Entre Rabelais et Orwell
Au début de sa carrière, Boualem Sansal utilise un langage haut en couleur et une tonalité drolatique pour dénoncer les injustices, s'inspirant d'une gouaille algérienne héritée en partie de Rachid Boudjedra et Rachid Mimouni, pour décrire les traumatismes du pays. Son style, parfois comparé à Rabelais, diffère néanmoins de ce dernier par une vision du monde bien plus sombre.
À partir de Harraga (2005), Sansal opte pour une narration plus classique, adoptant un vocabulaire plus sobre, ce qui permet une plus grande lisibilité et une émotion plus palpable, touchant ainsi davantage ses lecteurs. Si la créativité de son langage se réduit, sa capacité à susciter l'émotion et à évoquer des thèmes mélodramatiques, proches des Misérables de Victor Hugo, s'intensifie. Parallèlement, Sansal demeure un critique acerbe de son pays, mais il privilégie une vision humaniste, abordant ses préoccupations à travers des récits mythologiques et fables, comme dans 2084. La fin du monde (2015) et Le Train d'Erlingen ou La Métamorphose de Dieu (2018).

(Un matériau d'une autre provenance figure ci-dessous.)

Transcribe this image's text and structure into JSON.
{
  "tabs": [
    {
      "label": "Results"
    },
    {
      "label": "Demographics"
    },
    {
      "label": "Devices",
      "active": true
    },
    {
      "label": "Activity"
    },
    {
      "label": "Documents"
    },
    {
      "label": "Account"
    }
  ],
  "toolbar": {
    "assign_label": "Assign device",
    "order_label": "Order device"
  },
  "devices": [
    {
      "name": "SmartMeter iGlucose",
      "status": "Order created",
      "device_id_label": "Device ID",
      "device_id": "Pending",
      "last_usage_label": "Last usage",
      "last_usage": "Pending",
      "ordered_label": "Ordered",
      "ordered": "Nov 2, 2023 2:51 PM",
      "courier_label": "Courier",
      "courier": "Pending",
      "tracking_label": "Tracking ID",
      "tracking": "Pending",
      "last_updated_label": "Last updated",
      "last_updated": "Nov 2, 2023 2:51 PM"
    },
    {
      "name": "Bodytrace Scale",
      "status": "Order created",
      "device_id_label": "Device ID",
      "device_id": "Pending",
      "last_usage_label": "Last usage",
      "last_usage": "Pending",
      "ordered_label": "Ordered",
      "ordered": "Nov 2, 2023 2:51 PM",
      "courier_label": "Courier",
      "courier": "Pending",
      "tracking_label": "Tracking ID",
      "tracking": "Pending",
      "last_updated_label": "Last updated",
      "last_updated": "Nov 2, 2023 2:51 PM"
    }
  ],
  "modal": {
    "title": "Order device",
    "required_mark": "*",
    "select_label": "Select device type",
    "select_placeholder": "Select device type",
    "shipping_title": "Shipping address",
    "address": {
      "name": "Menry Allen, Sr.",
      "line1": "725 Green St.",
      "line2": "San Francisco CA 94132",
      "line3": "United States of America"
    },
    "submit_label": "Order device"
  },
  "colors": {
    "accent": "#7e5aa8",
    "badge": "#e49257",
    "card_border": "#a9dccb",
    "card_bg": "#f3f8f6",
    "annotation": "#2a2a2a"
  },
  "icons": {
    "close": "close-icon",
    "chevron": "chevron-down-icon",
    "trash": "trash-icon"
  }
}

Boualem Sansal a obtenu plusieurs prix prestigieux. Notamment le Grand Prix du roman de l'Académie française en 2015 pour 2084. La fin du monde, son plus grand succès. Ce roman dystopique fait un clin d'œil au 1984 de George Orwell, en critiquant à travers un pays imaginaire un radicalisme religieux qui opprime et réduit les libertés individuelles.
En 2021, Boualem Sansal a reçu le prix Méditerranée pour Abraham ou la cinquième Alliance, une "parabole sur la puissance et les faiblesses de la pensée religieuse" publiée par Gallimard. Son dernier roman, Vivre. Le compte à rebours est sorti chez le même éditeur en janvier 2024.